Fig 5. Validation of candidate shock avoidance gene CG13397 using a deletion mutant.

A. We sketch the organization of the splice variant RA of the CG13397 in: a transposon insertion mutant (M1) and corresponding control strain (C0) as well as three independent control genotypes obtained by precise excision of the mutagen transposon (C1, C2, C3) and a deletion mutant obtained by imprecise excision of the mutagen transposon (M2). Please note that C0 and M1 are the same genotypes as used in the respective panel of Fig 4 (see S7 Table for full genotypes). Boxes represent exons (black and white filling for coding and non-coding regions, respectively), whereas the fat grey arrows represent the transposon. Arrows 1, 2 and 3 indicate the binding sites for the PCR primers. Expected amplification products are marked by dashed lines. Please note that in M2, in addition to a 574 nt-long deletion, a 79 nt-long residue of the transposon remained inserted. Expected fragments were obtained in each genotype using either primers 1 and 2, or 1 and 3 in single-fly PCR experiments. B. The deletion mutant (M2) performed worse than each of the controls (C1, C2, C3) in shock avoidance. *: P< 0.05/ 3. Sample sizes are N = 28 for each genotype. Box plots are as explained in Fig 1B.
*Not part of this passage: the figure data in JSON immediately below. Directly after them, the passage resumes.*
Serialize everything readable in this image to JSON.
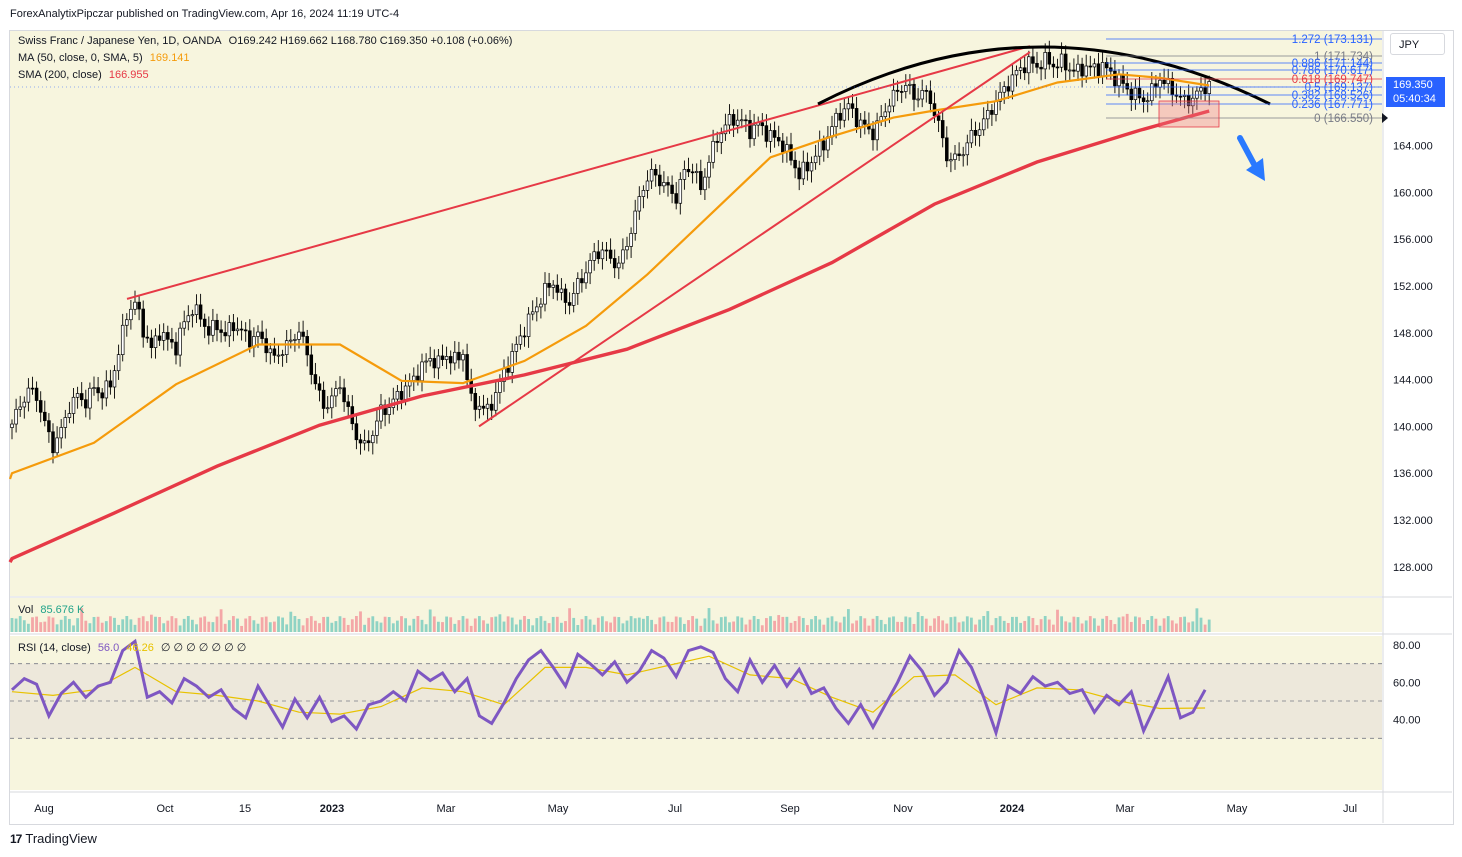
{
  "header": {
    "published": "ForexAnalytixPipczar published on TradingView.com, Apr 16, 2024 11:19 UTC-4"
  },
  "legend": {
    "symbol": "Swiss Franc / Japanese Yen, 1D, OANDA",
    "ohlc": "O169.242  H169.662  L168.780  C169.350  +0.108 (+0.06%)",
    "ma_label": "MA (50, close, 0, SMA, 5)",
    "ma_value": "169.141",
    "sma_label": "SMA (200, close)",
    "sma_value": "166.955",
    "vol_label": "Vol",
    "vol_value": "85.676 K",
    "rsi_label": "RSI (14, close)",
    "rsi_value": "56.0",
    "rsi_ma_value": "46.26",
    "rsi_extras": "∅ ∅ ∅ ∅ ∅ ∅ ∅"
  },
  "currency_button": "JPY",
  "price_tag": {
    "price": "169.350",
    "countdown": "05:40:34"
  },
  "branding": "TradingView",
  "colors": {
    "background": "#f7f5de",
    "ma50": "#f59b0b",
    "sma200": "#e63946",
    "trendline": "#e63946",
    "arc": "#000000",
    "rsi": "#7e57c2",
    "rsi_ma": "#e8c200",
    "arrow": "#2979ff"
  },
  "chart_data": {
    "type": "candlestick",
    "title": "Swiss Franc / Japanese Yen, 1D, OANDA",
    "y_axis_ticks": [
      "164.000",
      "160.000",
      "156.000",
      "152.000",
      "148.000",
      "144.000",
      "140.000",
      "136.000",
      "132.000",
      "128.000"
    ],
    "ylim": [
      125.5,
      173.8
    ],
    "x_axis_ticks": [
      "Aug",
      "Oct",
      "15",
      "2023",
      "Mar",
      "May",
      "Jul",
      "Sep",
      "Nov",
      "2024",
      "Mar",
      "May",
      "Jul"
    ],
    "fib_levels": [
      {
        "ratio": "1.272",
        "value": 173.131,
        "label": "1.272 (173.131)"
      },
      {
        "ratio": "1",
        "value": 171.734,
        "label": "1 (171.734)"
      },
      {
        "ratio": "0.886",
        "value": 171.144,
        "label": "0.886 (171.144)"
      },
      {
        "ratio": "0.786",
        "value": 170.617,
        "label": "0.786 (170.617)"
      },
      {
        "ratio": "0.618",
        "value": 169.747,
        "label": "0.618 (169.747)"
      },
      {
        "ratio": "0.5",
        "value": 169.137,
        "label": "0.5 (169.137)"
      },
      {
        "ratio": "0.382",
        "value": 168.526,
        "label": "0.382 (168.526)"
      },
      {
        "ratio": "0.236",
        "value": 167.771,
        "label": "0.236 (167.771)"
      },
      {
        "ratio": "0",
        "value": 166.55,
        "label": "0 (166.550)"
      }
    ],
    "price_path": [
      [
        0,
        140.2
      ],
      [
        2,
        141.8
      ],
      [
        4,
        143.1
      ],
      [
        6,
        142.6
      ],
      [
        8,
        140.2
      ],
      [
        10,
        138.3
      ],
      [
        12,
        139.6
      ],
      [
        14,
        141.7
      ],
      [
        16,
        142.6
      ],
      [
        18,
        142.1
      ],
      [
        20,
        143.3
      ],
      [
        22,
        142.8
      ],
      [
        24,
        143.6
      ],
      [
        26,
        146.3
      ],
      [
        28,
        149.6
      ],
      [
        30,
        150.6
      ],
      [
        32,
        148.3
      ],
      [
        34,
        146.6
      ],
      [
        36,
        148.1
      ],
      [
        38,
        147.3
      ],
      [
        40,
        146.8
      ],
      [
        42,
        148.9
      ],
      [
        44,
        150.1
      ],
      [
        46,
        149.3
      ],
      [
        48,
        148.1
      ],
      [
        50,
        148.6
      ],
      [
        52,
        147.8
      ],
      [
        54,
        148.7
      ],
      [
        56,
        148.1
      ],
      [
        58,
        147.4
      ],
      [
        60,
        147.8
      ],
      [
        62,
        146.9
      ],
      [
        64,
        145.8
      ],
      [
        66,
        146.6
      ],
      [
        68,
        147.2
      ],
      [
        70,
        148.3
      ],
      [
        72,
        146.1
      ],
      [
        74,
        143.6
      ],
      [
        76,
        141.7
      ],
      [
        78,
        142.3
      ],
      [
        80,
        143.6
      ],
      [
        82,
        141.2
      ],
      [
        84,
        139.2
      ],
      [
        86,
        138.2
      ],
      [
        88,
        139.5
      ],
      [
        90,
        141.3
      ],
      [
        92,
        141.7
      ],
      [
        94,
        142.6
      ],
      [
        96,
        143.3
      ],
      [
        98,
        144.1
      ],
      [
        100,
        145.1
      ],
      [
        102,
        145.8
      ],
      [
        104,
        145.4
      ],
      [
        106,
        146.1
      ],
      [
        108,
        145.6
      ],
      [
        110,
        146.3
      ],
      [
        112,
        142.1
      ],
      [
        114,
        141.8
      ],
      [
        116,
        141.3
      ],
      [
        118,
        142.8
      ],
      [
        120,
        144.6
      ],
      [
        122,
        146.1
      ],
      [
        124,
        147.6
      ],
      [
        126,
        149.1
      ],
      [
        128,
        150.3
      ],
      [
        130,
        151.6
      ],
      [
        132,
        152.3
      ],
      [
        134,
        151.1
      ],
      [
        136,
        150.6
      ],
      [
        138,
        152.1
      ],
      [
        140,
        153.3
      ],
      [
        142,
        154.6
      ],
      [
        144,
        155.1
      ],
      [
        146,
        154.3
      ],
      [
        148,
        153.8
      ],
      [
        150,
        155.6
      ],
      [
        152,
        158.1
      ],
      [
        154,
        160.6
      ],
      [
        156,
        161.6
      ],
      [
        158,
        161.1
      ],
      [
        160,
        160.3
      ],
      [
        162,
        159.6
      ],
      [
        164,
        161.8
      ],
      [
        166,
        162.1
      ],
      [
        168,
        160.3
      ],
      [
        170,
        162.8
      ],
      [
        172,
        164.6
      ],
      [
        174,
        165.8
      ],
      [
        176,
        166.3
      ],
      [
        178,
        166.1
      ],
      [
        180,
        165.3
      ],
      [
        182,
        165.8
      ],
      [
        184,
        165.1
      ],
      [
        186,
        164.6
      ],
      [
        188,
        164.1
      ],
      [
        190,
        162.8
      ],
      [
        192,
        161.6
      ],
      [
        194,
        162.1
      ],
      [
        196,
        163.3
      ],
      [
        198,
        164.1
      ],
      [
        200,
        165.6
      ],
      [
        202,
        166.8
      ],
      [
        204,
        167.4
      ],
      [
        206,
        166.3
      ],
      [
        208,
        165.6
      ],
      [
        210,
        165.1
      ],
      [
        212,
        166.3
      ],
      [
        214,
        167.8
      ],
      [
        216,
        168.6
      ],
      [
        218,
        169.3
      ],
      [
        220,
        168.1
      ],
      [
        222,
        168.6
      ],
      [
        224,
        167.9
      ],
      [
        226,
        165.8
      ],
      [
        228,
        163.1
      ],
      [
        230,
        162.8
      ],
      [
        232,
        163.6
      ],
      [
        234,
        164.8
      ],
      [
        236,
        165.6
      ],
      [
        238,
        166.6
      ],
      [
        240,
        167.8
      ],
      [
        242,
        168.8
      ],
      [
        244,
        169.8
      ],
      [
        246,
        170.6
      ],
      [
        248,
        171.1
      ],
      [
        250,
        170.8
      ],
      [
        252,
        171.3
      ],
      [
        254,
        170.9
      ],
      [
        256,
        171.1
      ],
      [
        258,
        170.6
      ],
      [
        260,
        170.3
      ],
      [
        262,
        170.8
      ],
      [
        264,
        170.5
      ],
      [
        266,
        170.9
      ],
      [
        268,
        170.1
      ],
      [
        270,
        169.6
      ],
      [
        272,
        168.8
      ],
      [
        274,
        168.3
      ],
      [
        276,
        167.9
      ],
      [
        278,
        168.6
      ],
      [
        280,
        169.8
      ],
      [
        282,
        169.1
      ],
      [
        284,
        168.4
      ],
      [
        286,
        167.8
      ],
      [
        288,
        168.1
      ],
      [
        290,
        168.7
      ],
      [
        292,
        169.35
      ]
    ],
    "ma50_path": [
      [
        0,
        136.0
      ],
      [
        20,
        138.6
      ],
      [
        40,
        143.6
      ],
      [
        60,
        147.0
      ],
      [
        80,
        147.0
      ],
      [
        95,
        143.9
      ],
      [
        110,
        143.7
      ],
      [
        125,
        145.6
      ],
      [
        140,
        148.6
      ],
      [
        155,
        153.0
      ],
      [
        170,
        158.0
      ],
      [
        185,
        163.0
      ],
      [
        200,
        164.8
      ],
      [
        215,
        166.4
      ],
      [
        225,
        167.0
      ],
      [
        240,
        167.8
      ],
      [
        255,
        169.4
      ],
      [
        270,
        170.1
      ],
      [
        280,
        169.8
      ],
      [
        292,
        169.14
      ]
    ],
    "sma200_path": [
      [
        0,
        128.7
      ],
      [
        25,
        132.6
      ],
      [
        50,
        136.6
      ],
      [
        75,
        140.1
      ],
      [
        100,
        142.6
      ],
      [
        125,
        144.4
      ],
      [
        150,
        146.6
      ],
      [
        175,
        150.0
      ],
      [
        200,
        154.0
      ],
      [
        225,
        159.0
      ],
      [
        250,
        162.6
      ],
      [
        275,
        165.3
      ],
      [
        292,
        166.96
      ]
    ],
    "rsi_levels": [
      70,
      50,
      30
    ],
    "rsi_ticks": [
      "80.00",
      "60.00",
      "40.00"
    ],
    "rsi_path": [
      [
        0,
        56
      ],
      [
        3,
        62
      ],
      [
        6,
        59
      ],
      [
        9,
        42
      ],
      [
        12,
        54
      ],
      [
        15,
        60
      ],
      [
        18,
        52
      ],
      [
        21,
        58
      ],
      [
        24,
        60
      ],
      [
        27,
        77
      ],
      [
        30,
        82
      ],
      [
        33,
        52
      ],
      [
        36,
        55
      ],
      [
        39,
        49
      ],
      [
        42,
        62
      ],
      [
        45,
        58
      ],
      [
        48,
        52
      ],
      [
        51,
        56
      ],
      [
        54,
        46
      ],
      [
        57,
        41
      ],
      [
        60,
        58
      ],
      [
        63,
        47
      ],
      [
        66,
        36
      ],
      [
        69,
        51
      ],
      [
        72,
        41
      ],
      [
        75,
        52
      ],
      [
        78,
        39
      ],
      [
        81,
        42
      ],
      [
        84,
        35
      ],
      [
        87,
        48
      ],
      [
        90,
        50
      ],
      [
        93,
        55
      ],
      [
        96,
        50
      ],
      [
        99,
        66
      ],
      [
        102,
        61
      ],
      [
        105,
        65
      ],
      [
        108,
        55
      ],
      [
        111,
        62
      ],
      [
        114,
        42
      ],
      [
        117,
        38
      ],
      [
        120,
        49
      ],
      [
        123,
        62
      ],
      [
        126,
        72
      ],
      [
        129,
        77
      ],
      [
        132,
        68
      ],
      [
        135,
        58
      ],
      [
        138,
        75
      ],
      [
        141,
        70
      ],
      [
        144,
        64
      ],
      [
        147,
        71
      ],
      [
        150,
        60
      ],
      [
        153,
        66
      ],
      [
        156,
        77
      ],
      [
        159,
        73
      ],
      [
        162,
        63
      ],
      [
        165,
        77
      ],
      [
        168,
        79
      ],
      [
        171,
        76
      ],
      [
        174,
        62
      ],
      [
        177,
        55
      ],
      [
        180,
        72
      ],
      [
        183,
        60
      ],
      [
        186,
        69
      ],
      [
        189,
        58
      ],
      [
        192,
        67
      ],
      [
        195,
        54
      ],
      [
        198,
        57
      ],
      [
        201,
        46
      ],
      [
        204,
        38
      ],
      [
        207,
        48
      ],
      [
        210,
        36
      ],
      [
        213,
        48
      ],
      [
        216,
        60
      ],
      [
        219,
        74
      ],
      [
        222,
        66
      ],
      [
        225,
        53
      ],
      [
        228,
        60
      ],
      [
        231,
        77
      ],
      [
        234,
        68
      ],
      [
        237,
        52
      ],
      [
        240,
        33
      ],
      [
        243,
        58
      ],
      [
        246,
        54
      ],
      [
        249,
        63
      ],
      [
        252,
        58
      ],
      [
        255,
        60
      ],
      [
        258,
        54
      ],
      [
        261,
        56
      ],
      [
        264,
        44
      ],
      [
        267,
        53
      ],
      [
        270,
        48
      ],
      [
        273,
        55
      ],
      [
        276,
        34
      ],
      [
        279,
        48
      ],
      [
        282,
        63
      ],
      [
        285,
        41
      ],
      [
        288,
        44
      ],
      [
        291,
        56
      ]
    ],
    "rsi_ma_path": [
      [
        0,
        55
      ],
      [
        10,
        53
      ],
      [
        20,
        56
      ],
      [
        30,
        68
      ],
      [
        40,
        55
      ],
      [
        50,
        53
      ],
      [
        60,
        50
      ],
      [
        70,
        44
      ],
      [
        80,
        43
      ],
      [
        90,
        47
      ],
      [
        100,
        57
      ],
      [
        110,
        55
      ],
      [
        120,
        48
      ],
      [
        130,
        68
      ],
      [
        140,
        68
      ],
      [
        150,
        64
      ],
      [
        160,
        69
      ],
      [
        170,
        74
      ],
      [
        180,
        64
      ],
      [
        190,
        62
      ],
      [
        200,
        52
      ],
      [
        210,
        44
      ],
      [
        220,
        63
      ],
      [
        230,
        64
      ],
      [
        240,
        48
      ],
      [
        250,
        57
      ],
      [
        260,
        56
      ],
      [
        270,
        50
      ],
      [
        280,
        46
      ],
      [
        291,
        46.26
      ]
    ]
  }
}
Fig 6. Effects of validated shock avoidance candidate genes on locomotion.

Each panel shows, for the indicated gene, the locomotion scores of a respective transposon insertion mutant vs. those of the corresponding control. Please note that the genotypes are identical to those used in the respective panels of Fig 4 (see S7 Table for full genotypes). We used a locomotion assay that mimicked the shock avoidance assay except for the presentation of shock. Thus, using the setup and temporal schedule depicted in Fig 1A, at 6:00 min, instead of delivering shock pulses, the setup was vigorously shaken to force flies to the end of one maze-arm. The setup was then immediately put back to its horizontal position, letting the flies disperse towards the opposite arm in the absence of shock. The maze was sealed 25 s later and the locomotion score was calculated to reflect the ratio of flies that had travelled more than a shock tube-length in the given time. In 3 out of 7 cases, locomotion scores significantly differed between the genotypes. *: FDR< 0.05, ns: FDR≥ 0.05. Sample sizes are given in S7 Table. Box plots are as explained in Fig 1B.